Due one of these sessions soon, possibly next weekend

As I am also 65, but not quirky, I do it the same way as Ian just posted, every year or two. Averaging 750 bottles in 4 locations over the past ten years, and I haven’t found the collection off by more than 2%.

The problems mostly crop up when shifting a bottle from one location to another, but the Bulk Relocate feature helps tame that issue.

Chapeaux to Monsieur Levine!

Merci vielmal!

For me, with 9,397 total bottles purchased since 2002, I have come up with a total of 9 bottles that I had to mark as “Missing or presumed drunk.”

I was perfect for about 8 years, but life and some transatlantic moves got the best of me. Still, not a bad hit ratio.

Thinking about going to a scan/barcode system when I finish the cellar in a few months… Any guidance, is it actually helpful?

I’ve done some work setting this up on cellars for other people. There is a lot of work up front printing the bar codes and attaching them. Then there is the maintenance of making more with each new addition to the cellar. Some of these cellars the owners had assistants to do a lot of this work.

Some people swear by it.

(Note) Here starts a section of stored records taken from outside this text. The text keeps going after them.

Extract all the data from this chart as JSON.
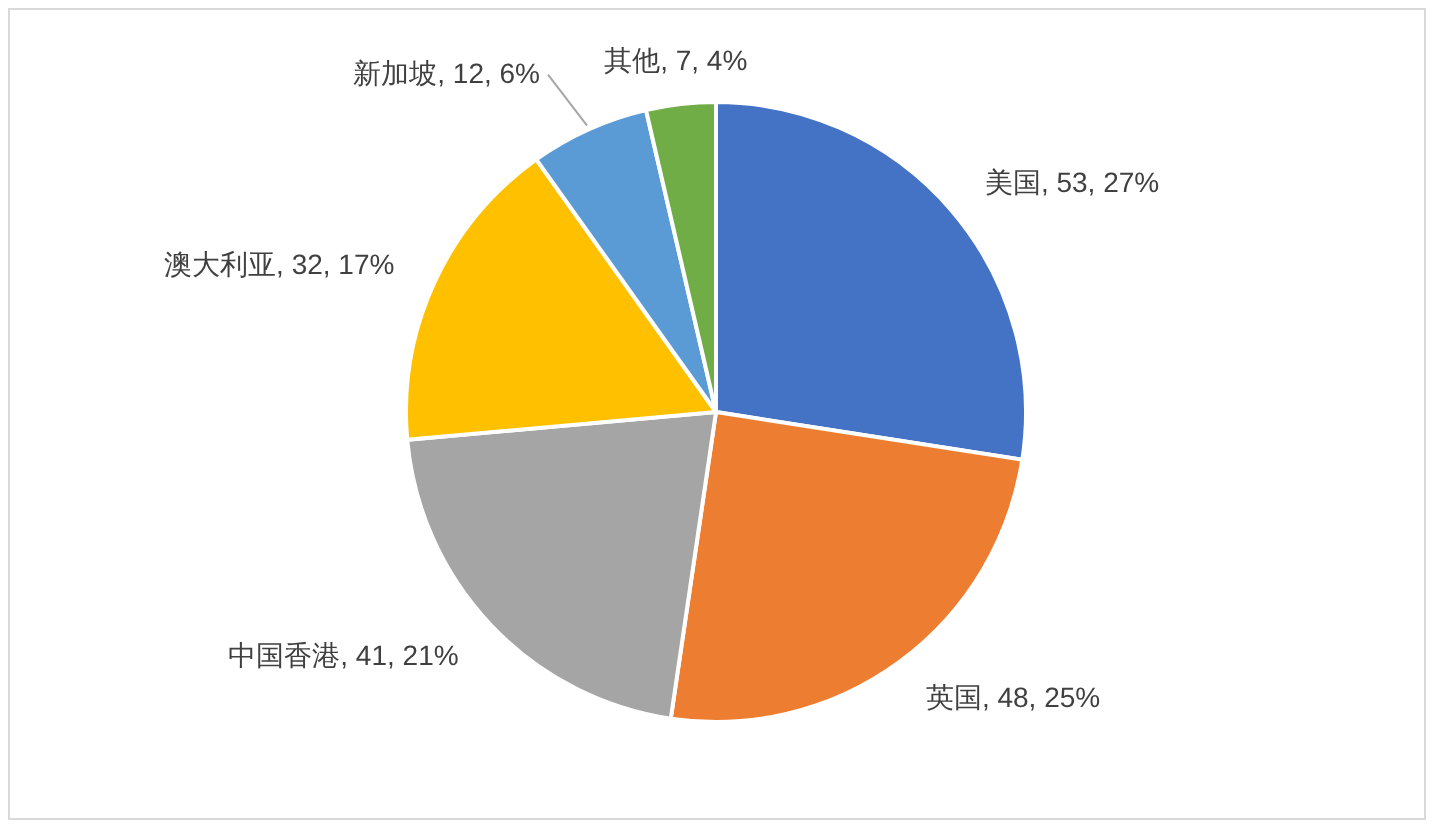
{
  "chart_data": {
    "type": "pie",
    "categories": [
      "美国",
      "英国",
      "中国香港",
      "澳大利亚",
      "新加坡",
      "其他"
    ],
    "values": [
      53,
      48,
      41,
      32,
      12,
      7
    ],
    "colors": [
      "#4472c4",
      "#ed7d31",
      "#a5a5a5",
      "#ffc000",
      "#5b9bd5",
      "#70ad47"
    ],
    "value_labels": [
      "53, 27%",
      "48, 25%",
      "41, 21%",
      "32, 17%",
      "12, 6%",
      "7, 4%"
    ]
  }
}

They like the ease just using the scanning gun when they pull a bottle.

I think it’s a matter of how much time you want to spend doing the extra sort of organizing and labeling this entails. Plus how diligent you are about marking your bottle consumed from your inventory.

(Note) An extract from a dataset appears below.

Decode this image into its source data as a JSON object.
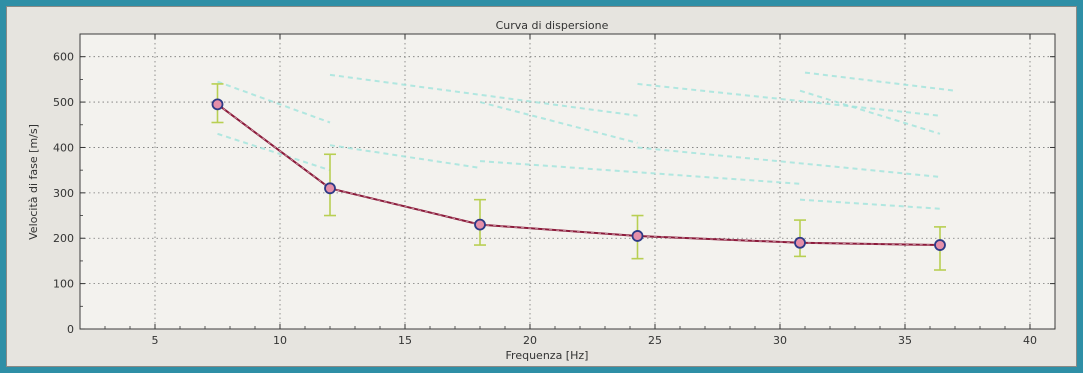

Personally I don’t think the extra work for bar codes is worth it if you are not a business with the need for accurate inventorying.

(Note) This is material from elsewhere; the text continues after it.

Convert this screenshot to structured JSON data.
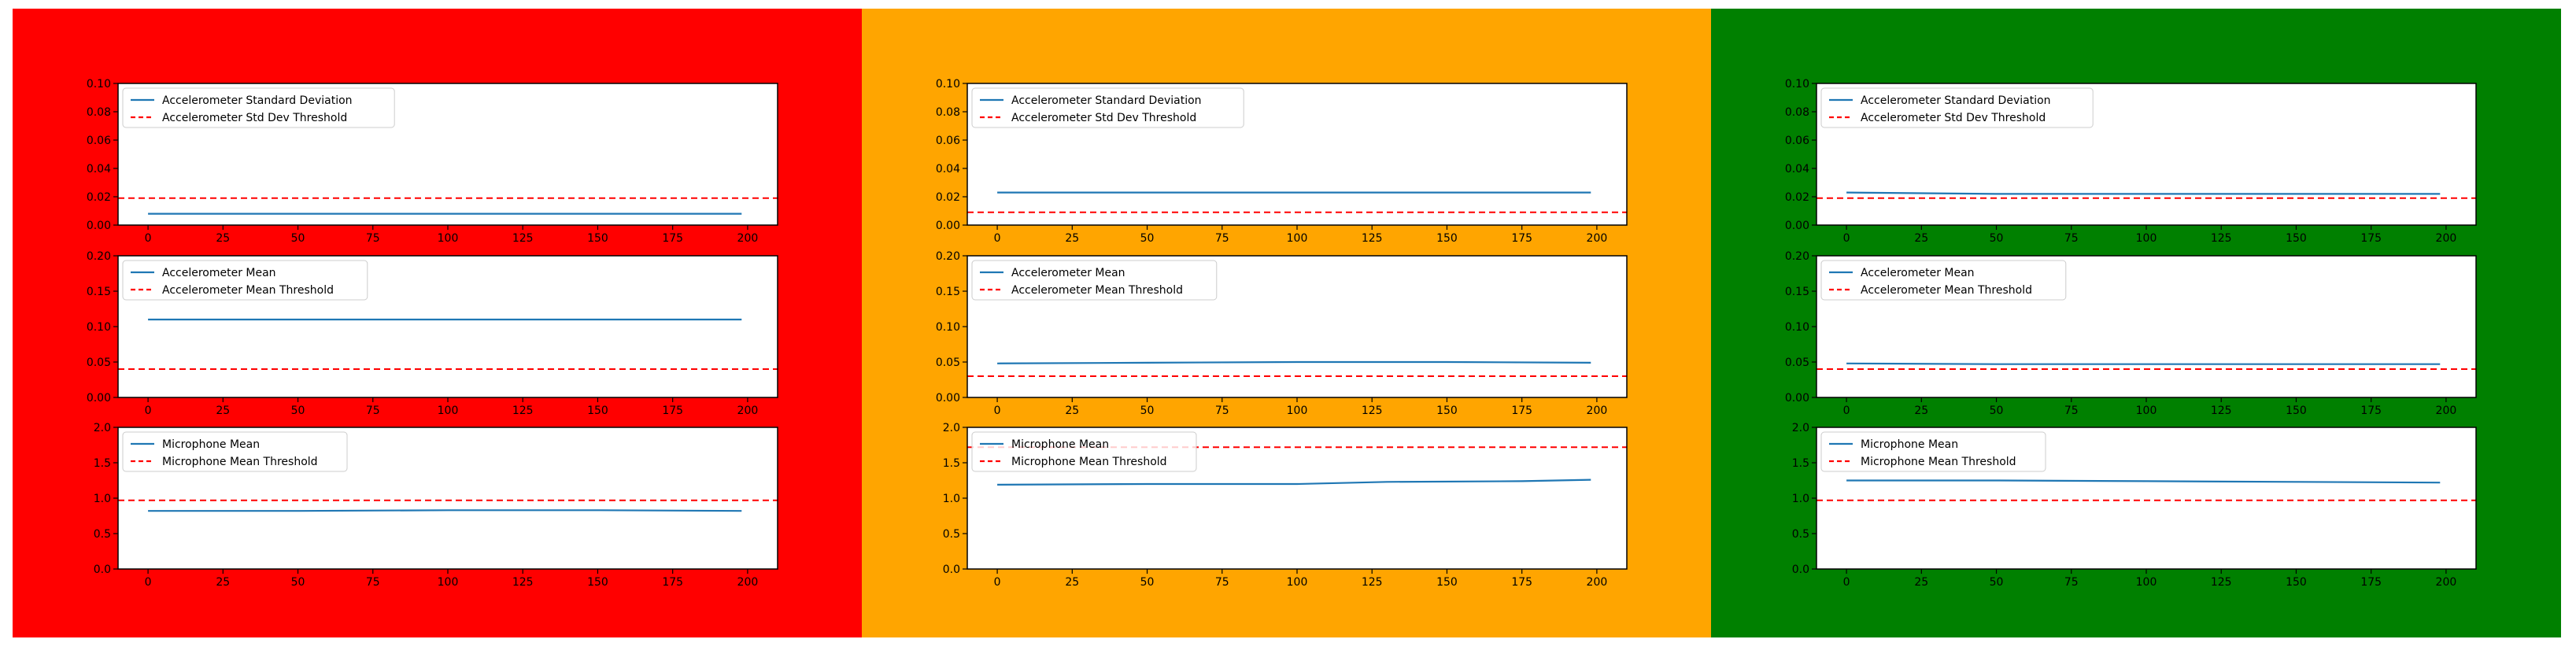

I should note that CellarTracker is set up to make bar codes and print them without a lot of extra work from the user.

Most recent: two weeks ago. As several others have said, I try to do about once a year, without sweating a particular date, but it had probably been 2 years. ~50 bottles drunk or given away without recording – way more than I’d have guessed, as I feel as though I record pretty religiously. ~15 moved or misrecorded the location originally. Half a dozen incorrectly recorded as drunk (pulled but returned without noting the return?). Not a single arrival that I had failed to record; I guess I’m more consistent on that front!

– Matt

Organizing the wine cellar is an outlet that allows me to be mellow about other stuff in my life over which I have no control. Like the myriad of packed, semi-unpacked and unpacked boxes from our downsizing move last week.

Between bottle tags and religious use of CellarTracker I can almost always pinpoint every bottle.

I love that phrase, but altered it a tad…“Missing and presumed drunk.”

Could apply to me, or the bottle! [cheers.gif]

The one good thing about moving everything to open storage is that I have 2 storage companies doing inventory for me now.

I am trying to be good at it. But, I still found few days ago some bottles I did not account for (as well as bottles accounted that I don’t have- though only a handful of the latter)

My carrier requires a quarterly inventory. I know I’m off because stray bottles keep showing up in the cellar. However, I’m reasonably comfortable that my inventory is pretty close to accurate.

Never

I finally put all my wines into CellarTracker about three years ago, so then. All my wines are in my cellar in my basement, so I don’t have to worry about off-site mistakes, only my own mistakes.

I am sure there are a few mistakes (there are even a few mistakes I have found over the years in how I entered wines into CellarTracker) but I have been pretty good with inflow and outflow, so I don’t think there are too many yet.

My bigger issue is I need to reorganize. When I first built my new cellar a couple of years ago, I had things pretty well organized by producer, but with inflows and outflows, the cellar is not as well organized anymore.

I just did . Rainy day in NY, and I just bought a case or so last week that neeeded to be put away. Have a under cabinet kitchen wine fridge and store the rest in the basement .

Started with 83 bottes . Added 1 I found and removed 9 that were not previously accounted for, so I now have 75 bottles.

Surprised it was offf by so much (percentage wise). Have to remind the wife to let me know when she consumes wine , I guess .

I try and inventory 2 to 3 times a year.
Despite trying to keep it accurate, I always find bottles I didn’t know I still had, and some I thought I had, that i don’t. Usually just a few.